I understand the Micro and Mini are fungible, but what does this mean when it comes to their market depth? What does it mean when looking at their volume? Is volume analysis even useful when it's spread out amongst all these instruments that track the S&P?
I had a quick look at the depth. Over 10 levels. MES is 250 contracts, ES is 800 (or 8000 MES). So ES is over 30x deeper than MES. ES is still king. All the other S&P 500 markets added together still dont come close. Notional daily volume is also around 30 times greater for ES.

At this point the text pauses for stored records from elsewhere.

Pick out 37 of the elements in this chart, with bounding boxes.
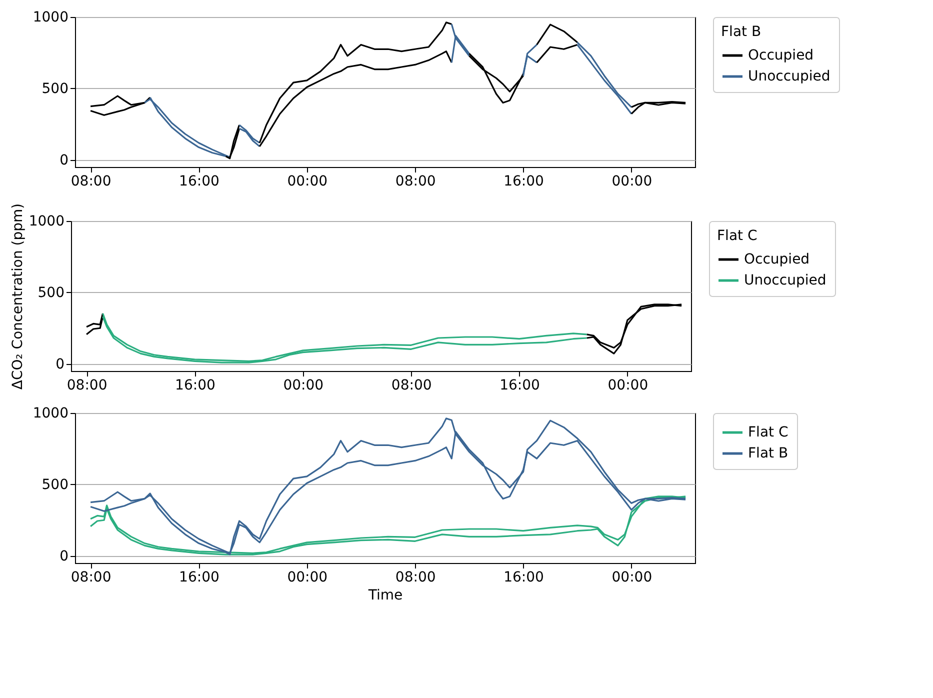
y-tick-label: 0 [60, 152, 68, 168]
x-tick-label: 16:00 [175, 378, 216, 394]
x-tick-label: 00:00 [283, 378, 324, 394]
y-tick-label: 500 [38, 284, 64, 301]
legend-title: Flat B [721, 24, 762, 40]
x-tick-label: 16:00 [179, 174, 220, 190]
x-tick-label: 16:00 [179, 570, 220, 586]
x-tick-label: 00:00 [612, 174, 652, 190]
legend-label: Flat B [748, 446, 788, 462]
legend-label: Unoccupied [748, 68, 830, 84]
y-tick-label: 500 [42, 476, 68, 493]
x-tick-label: 08:00 [395, 570, 436, 586]
x-tick-label: 00:00 [608, 378, 648, 394]
legend-label: Unoccupied [744, 272, 826, 288]
x-axis-title: Time [367, 588, 403, 604]
legend-title: Flat C [717, 228, 758, 244]
y-tick-label: 1000 [28, 214, 64, 230]
x-tick-label: 08:00 [70, 174, 112, 190]
x-tick-label: 08:00 [391, 378, 432, 394]
y-tick-label: 500 [42, 80, 68, 97]
y-tick-label: 1000 [32, 10, 68, 26]
y-axis-title: ΔCO₂ Concentration (ppm) [10, 203, 26, 390]
legend-label: Occupied [748, 48, 814, 64]
legend-label: Flat C [748, 424, 788, 440]
x-tick-label: 00:00 [287, 174, 328, 190]
x-tick-label: 08:00 [395, 174, 436, 190]
y-tick-label: 0 [60, 548, 68, 564]
x-tick-label: 00:00 [287, 570, 328, 586]
x-tick-label: 16:00 [504, 570, 544, 586]
x-tick-label: 08:00 [70, 570, 112, 586]
x-tick-label: 00:00 [612, 570, 652, 586]
x-tick-label: 16:00 [504, 174, 544, 190]
y-tick-label: 0 [56, 356, 64, 372]
x-tick-label: 16:00 [500, 378, 540, 394]
x-tick-label: 08:00 [66, 378, 108, 394]
y-tick-label: 1000 [32, 406, 68, 422]
legend-label: Occupied [744, 252, 810, 268]
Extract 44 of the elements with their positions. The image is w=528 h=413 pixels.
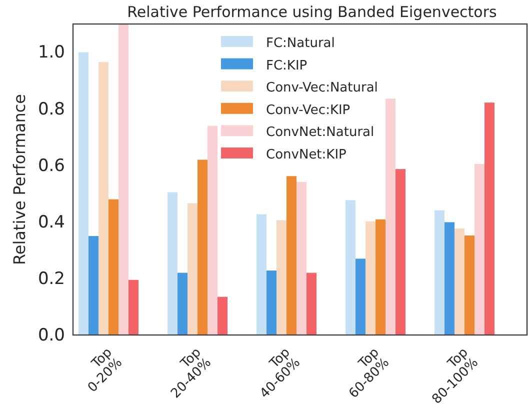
y-tick-label: 0.6 bbox=[38, 156, 65, 176]
bar bbox=[356, 258, 366, 335]
bar bbox=[464, 235, 474, 335]
y-tick-label: 0.8 bbox=[38, 99, 65, 120]
bar bbox=[108, 199, 118, 335]
bar bbox=[168, 192, 178, 335]
bar bbox=[386, 98, 396, 335]
bar bbox=[396, 169, 406, 335]
bar bbox=[88, 236, 98, 335]
bar bbox=[434, 210, 444, 335]
legend-label: FC:Natural bbox=[266, 36, 335, 51]
bar bbox=[484, 102, 494, 335]
legend-label: Conv-Vec:Natural bbox=[266, 80, 378, 96]
bar bbox=[286, 176, 296, 335]
y-tick-label: 1.0 bbox=[38, 42, 65, 63]
bar bbox=[78, 52, 88, 335]
legend-label: ConvNet:KIP bbox=[266, 148, 347, 162]
chart-title: Relative Performance using Banded Eigenvectors bbox=[127, 3, 498, 21]
bar bbox=[256, 214, 266, 335]
legend-label: FC:KIP bbox=[266, 58, 308, 74]
bar bbox=[98, 62, 108, 335]
bar bbox=[178, 272, 188, 335]
bar bbox=[366, 221, 376, 335]
legend-label: ConvNet:Natural bbox=[266, 125, 374, 140]
bar bbox=[208, 126, 218, 335]
bar bbox=[266, 270, 276, 335]
legend-label: Conv-Vec:KIP bbox=[266, 102, 350, 118]
bar bbox=[188, 203, 198, 335]
bar bbox=[276, 220, 286, 335]
y-axis-title: Relative Performance bbox=[10, 94, 29, 265]
bar bbox=[306, 272, 316, 335]
bar bbox=[296, 182, 306, 335]
bar bbox=[444, 222, 454, 335]
bar bbox=[454, 228, 464, 335]
y-tick-label: 0.0 bbox=[38, 325, 65, 346]
bar bbox=[474, 164, 484, 335]
bar bbox=[118, 24, 128, 335]
bar bbox=[218, 296, 228, 335]
bar bbox=[128, 280, 138, 335]
y-tick-label: 0.2 bbox=[38, 268, 65, 289]
bar bbox=[346, 200, 356, 335]
bar bbox=[198, 160, 208, 335]
bar bbox=[376, 219, 386, 335]
y-tick-label: 0.4 bbox=[38, 212, 65, 232]
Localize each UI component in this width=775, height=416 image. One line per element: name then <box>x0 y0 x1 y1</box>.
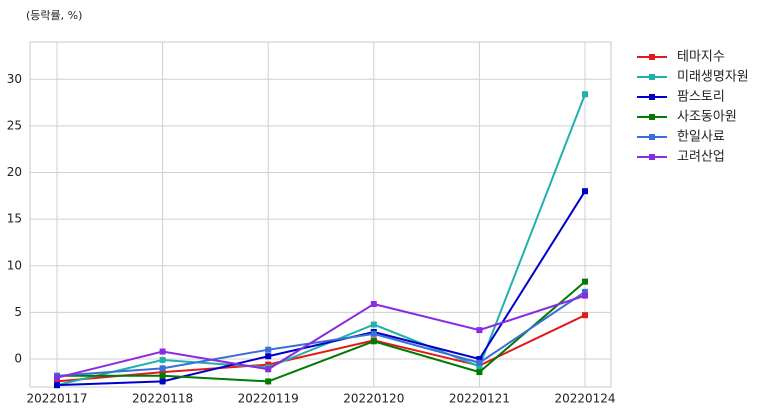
x-tick-label: 20220121 <box>449 392 510 406</box>
point <box>159 372 166 379</box>
point <box>370 330 377 337</box>
point <box>159 348 166 355</box>
legend-label: 테마지수 <box>677 50 725 65</box>
legend-label: 한일사료 <box>677 130 725 145</box>
x-tick-label: 20220118 <box>132 392 193 406</box>
legend-label: 사조동아원 <box>677 110 737 125</box>
point <box>582 312 588 319</box>
series-line <box>56 291 586 377</box>
legend-marker <box>649 114 655 120</box>
point <box>476 359 483 366</box>
point <box>582 91 588 98</box>
point <box>370 301 377 308</box>
point <box>370 338 377 345</box>
point <box>265 366 272 373</box>
series-line <box>57 280 586 383</box>
point <box>476 369 483 376</box>
legend-marker <box>649 94 655 100</box>
legend-marker <box>649 154 655 160</box>
legend-label: 미래생명자원 <box>677 70 749 85</box>
legend-marker <box>649 134 655 140</box>
x-tick-label: 20220124 <box>554 392 615 406</box>
point <box>582 288 588 295</box>
point <box>159 378 166 385</box>
plot-frame <box>29 41 612 388</box>
series-line <box>56 190 586 387</box>
point <box>54 378 60 385</box>
x-tick-label: 20220117 <box>26 392 87 406</box>
point <box>476 363 483 370</box>
y-tick-label: 0 <box>14 352 22 366</box>
point <box>582 292 588 299</box>
point <box>370 321 377 328</box>
y-tick-label: 15 <box>7 212 22 226</box>
y-tick-label: 20 <box>7 165 22 179</box>
point <box>54 374 60 381</box>
y-tick-label: 30 <box>7 72 22 86</box>
x-tick-label: 20220120 <box>343 392 404 406</box>
point <box>476 327 483 334</box>
point <box>54 382 60 389</box>
legend-label: 팜스토리 <box>677 90 725 105</box>
x-tick-label: 20220119 <box>238 392 299 406</box>
annotation: (등락률, %) <box>26 9 82 22</box>
point <box>476 356 483 363</box>
point <box>265 346 272 353</box>
series-line <box>56 93 586 387</box>
y-tick-label: 10 <box>7 258 22 272</box>
point <box>159 356 166 363</box>
series-line <box>56 294 586 379</box>
point <box>582 278 588 285</box>
point <box>582 188 588 195</box>
y-tick-label: 5 <box>14 305 22 319</box>
y-tick-label: 25 <box>7 118 22 132</box>
point <box>265 353 272 360</box>
legend-marker <box>649 54 655 60</box>
point <box>159 365 166 372</box>
point <box>265 378 272 385</box>
point <box>159 369 166 376</box>
legend-label: 고려산업 <box>677 150 725 165</box>
legend-marker <box>649 74 655 80</box>
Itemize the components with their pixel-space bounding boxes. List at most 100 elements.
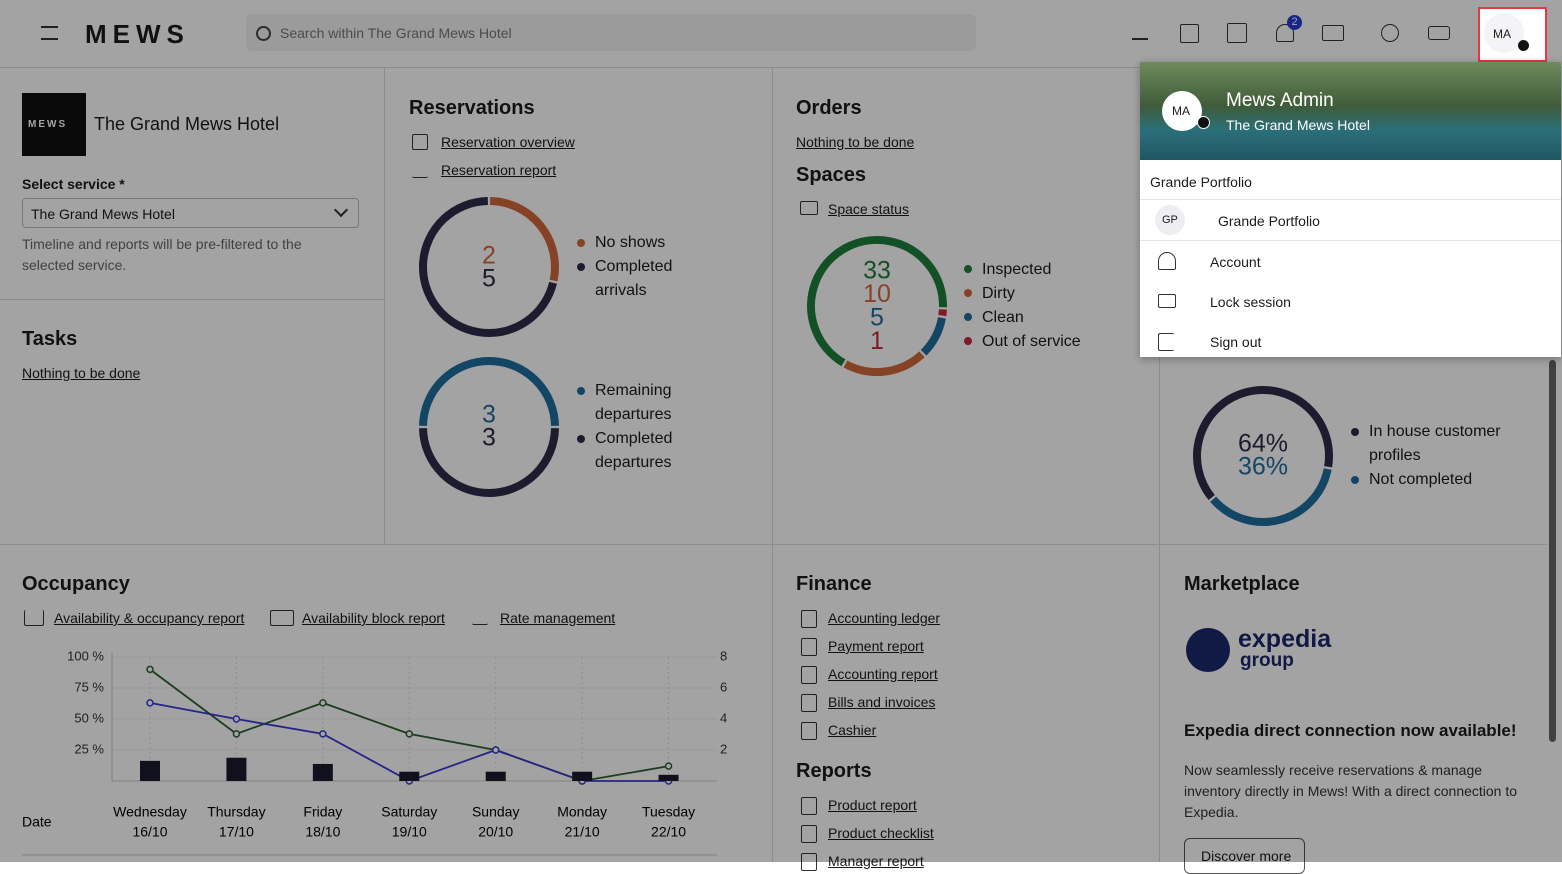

While the SP500 pit contract is still 5x the value of the ES... the ES has supplanted the pit as the "institutional go-to" because of lower total "costs". Whereas the commission rate of 5 ES is greater than 1 pit contract, the real cost of a trade is "spread + commission + slippage". The virtually instant fill of the ES (reduced slippage) more than offsets its higher commission cost overall vs a pit trade. The MES, of course, is for those not yet ready to trade the ES. (IOW... if one has enough capital to trade a 10-lot of MES, it would be better to trade a 1-lot of ES. Until then, gain experience trading the MES.) I think the micro futures contracts are terrific. Gives rookie wannabes with small money a vehicle to learn and prove their mettle. (I'm all for that... having begun my investing career with $25/month bank draft into a mutual fund.)
MES volume looks like it is highly correlated to ES volume. But probably better to use ES as it is leading the way.
As mentioned, micros/minis are fungible. They trade the same. The only difference is the multiplier. Arb opportunities are eliminated in seconds or less. As for volume analysis, due to the difference of participants, not every micro tick has volume participation. This is true with all the micros... price-wise they are jumpier due to "skip-through" or "skip-over" (my terms, not official). In my work, volume analysis on the micros works normal as plenty of liquidity exists... the skip-though however, does affect trade execution requirements of the system/method/trader.
Exactly. If you gonna trade 10 or 20 Mes lots at a time better to go to ES. But if you have a small account and average down then MES is better. Unless you have a big enough account to average down in ES. I don't worry much about comm. but if one is gonna trade some size in MES then best to save on comm and go with ES. In addition, sometimes I trade MES but take signals of ES.